Previously, the IO was very high. Now, after taking 3 TiKV nodes offline, the offline command was executed successfully, but it has been offline for a long time and is still in the process of going offline. The logs show:
[2024/03/09 21:45:30.574 +08:00] [INFO] [advance.rs:296] [“check leader failed”] [to_store=183] [error=“"[rpc failed] RpcFailure: 12-UNIMPLEMENTED"”]. I wonder if this is the reason.

| username: changpeng75 | Original post link

Are the three instances that exceed 90% in the picture deployed on the same machine?

| username: 小于同学 | Original post link

Is it caused by uneven region distribution?

| username: 奋斗的大象 | Original post link

Yes.

| username: 奋斗的大象 | Original post link

9 TiKV instances on 3 machines, with IO usage exceeding 90%.

| username: 奋斗的大象 | Original post link

The Region has not been configured, it’s set to default.

| username: zhaokede | Original post link

Is the hard drive an HDD?

| username: 奋斗的大象 | Original post link

No, the regret is not having installed a solid-state drive.

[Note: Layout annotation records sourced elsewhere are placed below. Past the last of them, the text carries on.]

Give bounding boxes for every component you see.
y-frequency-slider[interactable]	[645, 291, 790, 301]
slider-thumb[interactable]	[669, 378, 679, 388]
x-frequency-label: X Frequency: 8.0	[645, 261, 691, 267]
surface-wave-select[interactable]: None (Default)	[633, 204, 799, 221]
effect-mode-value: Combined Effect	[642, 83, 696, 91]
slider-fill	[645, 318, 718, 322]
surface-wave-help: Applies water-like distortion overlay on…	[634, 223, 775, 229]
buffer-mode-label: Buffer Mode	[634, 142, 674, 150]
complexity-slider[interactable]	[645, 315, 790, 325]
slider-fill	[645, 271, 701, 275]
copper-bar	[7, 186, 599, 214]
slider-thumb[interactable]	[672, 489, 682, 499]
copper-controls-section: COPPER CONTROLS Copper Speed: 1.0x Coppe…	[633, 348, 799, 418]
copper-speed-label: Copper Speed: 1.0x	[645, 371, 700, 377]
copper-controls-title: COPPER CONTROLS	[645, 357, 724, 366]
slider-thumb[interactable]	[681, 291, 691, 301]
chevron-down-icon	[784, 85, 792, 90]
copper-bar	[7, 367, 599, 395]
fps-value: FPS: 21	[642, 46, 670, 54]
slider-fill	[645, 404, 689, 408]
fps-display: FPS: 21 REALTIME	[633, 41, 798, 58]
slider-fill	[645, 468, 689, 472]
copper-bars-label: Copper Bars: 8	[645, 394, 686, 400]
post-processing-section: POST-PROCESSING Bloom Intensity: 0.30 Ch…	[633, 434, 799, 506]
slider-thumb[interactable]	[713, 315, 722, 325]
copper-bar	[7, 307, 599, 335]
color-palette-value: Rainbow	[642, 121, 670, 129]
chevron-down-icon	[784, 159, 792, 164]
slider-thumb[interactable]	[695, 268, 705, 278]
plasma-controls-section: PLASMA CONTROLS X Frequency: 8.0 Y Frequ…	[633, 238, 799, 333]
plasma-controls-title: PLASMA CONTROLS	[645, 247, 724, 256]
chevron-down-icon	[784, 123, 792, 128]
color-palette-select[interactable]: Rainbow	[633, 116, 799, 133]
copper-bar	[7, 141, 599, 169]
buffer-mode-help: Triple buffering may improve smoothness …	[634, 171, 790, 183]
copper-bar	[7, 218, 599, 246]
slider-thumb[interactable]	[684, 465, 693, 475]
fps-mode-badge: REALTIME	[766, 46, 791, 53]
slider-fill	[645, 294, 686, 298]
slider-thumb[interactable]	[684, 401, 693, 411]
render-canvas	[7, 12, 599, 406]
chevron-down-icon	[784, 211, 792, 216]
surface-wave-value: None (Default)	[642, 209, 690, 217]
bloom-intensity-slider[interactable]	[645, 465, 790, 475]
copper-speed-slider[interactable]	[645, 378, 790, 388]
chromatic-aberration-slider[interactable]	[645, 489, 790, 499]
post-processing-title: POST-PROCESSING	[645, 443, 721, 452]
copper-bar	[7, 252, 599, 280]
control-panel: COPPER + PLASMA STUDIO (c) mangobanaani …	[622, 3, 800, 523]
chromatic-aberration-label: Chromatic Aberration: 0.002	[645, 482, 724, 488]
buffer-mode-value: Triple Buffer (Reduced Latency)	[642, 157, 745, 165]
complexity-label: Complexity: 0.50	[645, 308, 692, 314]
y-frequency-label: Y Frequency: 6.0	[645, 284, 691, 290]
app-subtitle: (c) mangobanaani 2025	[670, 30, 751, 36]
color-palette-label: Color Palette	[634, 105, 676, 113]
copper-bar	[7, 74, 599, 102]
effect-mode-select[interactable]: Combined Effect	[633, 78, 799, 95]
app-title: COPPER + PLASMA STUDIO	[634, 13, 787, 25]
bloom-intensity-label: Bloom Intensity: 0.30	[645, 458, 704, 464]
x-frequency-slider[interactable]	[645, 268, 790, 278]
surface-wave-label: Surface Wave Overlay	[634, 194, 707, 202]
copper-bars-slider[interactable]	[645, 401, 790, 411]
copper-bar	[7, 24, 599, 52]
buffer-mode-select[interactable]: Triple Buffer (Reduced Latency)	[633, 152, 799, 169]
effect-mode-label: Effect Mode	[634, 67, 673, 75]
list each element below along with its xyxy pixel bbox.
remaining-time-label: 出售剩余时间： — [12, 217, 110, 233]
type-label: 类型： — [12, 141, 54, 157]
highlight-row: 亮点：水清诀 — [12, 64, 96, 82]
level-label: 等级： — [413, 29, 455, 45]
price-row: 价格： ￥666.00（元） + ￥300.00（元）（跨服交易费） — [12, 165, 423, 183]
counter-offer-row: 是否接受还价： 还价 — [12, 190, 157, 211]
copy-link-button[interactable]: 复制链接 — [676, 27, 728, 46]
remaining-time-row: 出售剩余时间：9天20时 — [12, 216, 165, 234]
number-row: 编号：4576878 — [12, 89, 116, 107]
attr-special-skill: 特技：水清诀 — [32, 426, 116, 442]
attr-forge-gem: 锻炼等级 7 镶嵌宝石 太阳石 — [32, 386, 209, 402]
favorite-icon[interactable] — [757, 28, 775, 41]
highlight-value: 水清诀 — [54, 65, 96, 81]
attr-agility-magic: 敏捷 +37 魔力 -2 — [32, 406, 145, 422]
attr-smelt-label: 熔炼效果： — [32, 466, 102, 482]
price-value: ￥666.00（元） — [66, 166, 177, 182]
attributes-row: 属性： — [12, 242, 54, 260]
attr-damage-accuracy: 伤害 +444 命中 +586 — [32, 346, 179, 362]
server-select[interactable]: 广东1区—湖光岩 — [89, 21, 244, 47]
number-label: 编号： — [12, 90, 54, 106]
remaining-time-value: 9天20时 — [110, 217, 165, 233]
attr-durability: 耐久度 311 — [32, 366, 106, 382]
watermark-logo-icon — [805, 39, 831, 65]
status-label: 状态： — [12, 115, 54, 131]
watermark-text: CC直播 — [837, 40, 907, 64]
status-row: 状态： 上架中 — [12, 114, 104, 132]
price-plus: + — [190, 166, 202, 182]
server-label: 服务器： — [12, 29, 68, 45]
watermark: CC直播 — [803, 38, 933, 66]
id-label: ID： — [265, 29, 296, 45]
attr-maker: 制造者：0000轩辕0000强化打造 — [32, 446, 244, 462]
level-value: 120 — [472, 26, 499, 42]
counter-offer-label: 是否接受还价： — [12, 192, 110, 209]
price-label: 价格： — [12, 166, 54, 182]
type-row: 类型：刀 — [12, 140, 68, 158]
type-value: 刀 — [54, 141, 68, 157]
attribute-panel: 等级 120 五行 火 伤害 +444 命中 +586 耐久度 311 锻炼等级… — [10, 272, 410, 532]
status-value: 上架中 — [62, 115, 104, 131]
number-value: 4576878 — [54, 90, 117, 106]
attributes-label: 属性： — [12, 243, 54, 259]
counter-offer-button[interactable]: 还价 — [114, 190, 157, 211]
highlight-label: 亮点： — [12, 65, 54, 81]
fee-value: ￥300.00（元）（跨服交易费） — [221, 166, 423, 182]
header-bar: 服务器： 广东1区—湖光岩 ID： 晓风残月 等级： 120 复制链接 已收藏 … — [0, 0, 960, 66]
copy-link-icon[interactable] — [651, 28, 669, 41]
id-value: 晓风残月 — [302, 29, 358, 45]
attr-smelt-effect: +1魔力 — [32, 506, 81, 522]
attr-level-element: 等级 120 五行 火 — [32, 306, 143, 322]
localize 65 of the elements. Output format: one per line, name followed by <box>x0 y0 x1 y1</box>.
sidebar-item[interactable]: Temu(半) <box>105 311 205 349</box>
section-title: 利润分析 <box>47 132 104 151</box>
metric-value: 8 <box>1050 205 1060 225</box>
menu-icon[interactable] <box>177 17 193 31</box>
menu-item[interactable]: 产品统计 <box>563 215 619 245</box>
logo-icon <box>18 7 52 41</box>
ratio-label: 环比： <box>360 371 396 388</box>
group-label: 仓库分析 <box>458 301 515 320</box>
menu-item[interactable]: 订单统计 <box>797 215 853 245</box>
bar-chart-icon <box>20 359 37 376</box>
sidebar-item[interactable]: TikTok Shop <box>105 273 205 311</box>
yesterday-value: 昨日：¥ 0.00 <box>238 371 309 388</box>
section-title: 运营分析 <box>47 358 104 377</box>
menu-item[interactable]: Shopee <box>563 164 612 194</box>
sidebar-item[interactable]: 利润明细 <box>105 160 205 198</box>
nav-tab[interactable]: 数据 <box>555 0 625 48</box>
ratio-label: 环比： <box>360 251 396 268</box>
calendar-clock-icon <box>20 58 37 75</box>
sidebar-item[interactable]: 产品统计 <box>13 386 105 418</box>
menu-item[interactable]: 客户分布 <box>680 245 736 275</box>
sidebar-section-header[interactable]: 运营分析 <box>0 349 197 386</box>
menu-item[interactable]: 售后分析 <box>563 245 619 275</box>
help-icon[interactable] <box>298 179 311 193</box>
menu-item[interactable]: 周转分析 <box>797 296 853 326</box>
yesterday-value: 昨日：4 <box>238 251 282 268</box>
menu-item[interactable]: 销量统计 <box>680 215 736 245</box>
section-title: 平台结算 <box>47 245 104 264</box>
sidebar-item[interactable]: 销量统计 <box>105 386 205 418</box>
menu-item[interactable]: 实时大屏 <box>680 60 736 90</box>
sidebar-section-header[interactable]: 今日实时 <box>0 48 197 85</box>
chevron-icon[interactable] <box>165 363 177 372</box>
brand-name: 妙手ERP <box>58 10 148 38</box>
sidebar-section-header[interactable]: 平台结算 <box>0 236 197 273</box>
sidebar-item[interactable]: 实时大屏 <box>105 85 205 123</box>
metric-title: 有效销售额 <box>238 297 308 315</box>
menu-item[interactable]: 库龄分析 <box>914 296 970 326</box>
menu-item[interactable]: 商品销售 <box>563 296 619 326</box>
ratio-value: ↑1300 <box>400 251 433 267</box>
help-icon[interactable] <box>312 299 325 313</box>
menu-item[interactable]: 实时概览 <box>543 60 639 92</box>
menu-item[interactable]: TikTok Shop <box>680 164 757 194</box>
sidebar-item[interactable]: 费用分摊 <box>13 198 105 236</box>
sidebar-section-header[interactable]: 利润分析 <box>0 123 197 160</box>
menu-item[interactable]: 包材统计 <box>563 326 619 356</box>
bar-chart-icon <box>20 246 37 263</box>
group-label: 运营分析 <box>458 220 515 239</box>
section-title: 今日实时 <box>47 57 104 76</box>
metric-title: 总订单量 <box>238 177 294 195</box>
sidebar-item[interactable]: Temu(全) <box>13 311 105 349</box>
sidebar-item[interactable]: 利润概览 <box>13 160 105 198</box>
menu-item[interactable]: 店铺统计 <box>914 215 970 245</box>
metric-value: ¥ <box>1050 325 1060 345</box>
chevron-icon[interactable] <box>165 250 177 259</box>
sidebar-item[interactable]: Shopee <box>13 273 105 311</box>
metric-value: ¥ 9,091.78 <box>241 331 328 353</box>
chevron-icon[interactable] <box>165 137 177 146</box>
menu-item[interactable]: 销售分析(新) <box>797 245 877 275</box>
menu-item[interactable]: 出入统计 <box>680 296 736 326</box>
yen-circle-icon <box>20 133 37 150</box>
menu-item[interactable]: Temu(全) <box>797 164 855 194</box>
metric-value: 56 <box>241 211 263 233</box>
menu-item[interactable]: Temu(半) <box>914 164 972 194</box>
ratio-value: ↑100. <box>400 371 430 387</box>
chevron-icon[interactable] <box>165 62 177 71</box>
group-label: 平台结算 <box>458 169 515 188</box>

| username: FutureDB | Original post link

Wait until the TiKV node is taken offline and then check again. If the workload is not heavy and there are no slow SQL queries, pay attention to whether there are any issues with the disk.

| username: 奋斗的大象 | Original post link

The TiKV that needed to be taken offline has been taken offline. I have balanced the TiKV, and now the IO has dropped to around 85% with some fluctuations.

| username: redgame | Original post link

Manually test the disk IO.

| username: zhanggame1 | Original post link

There is no solid-state drive installed, running the database is 100% normal.

| username: FutureDB | Original post link

Check the disk read/write latency under Disk in Grafana’s Tidb-Cluster-Node_exporter to see how the disk performance is. For example, a write latency of generally within 3ms is preferable.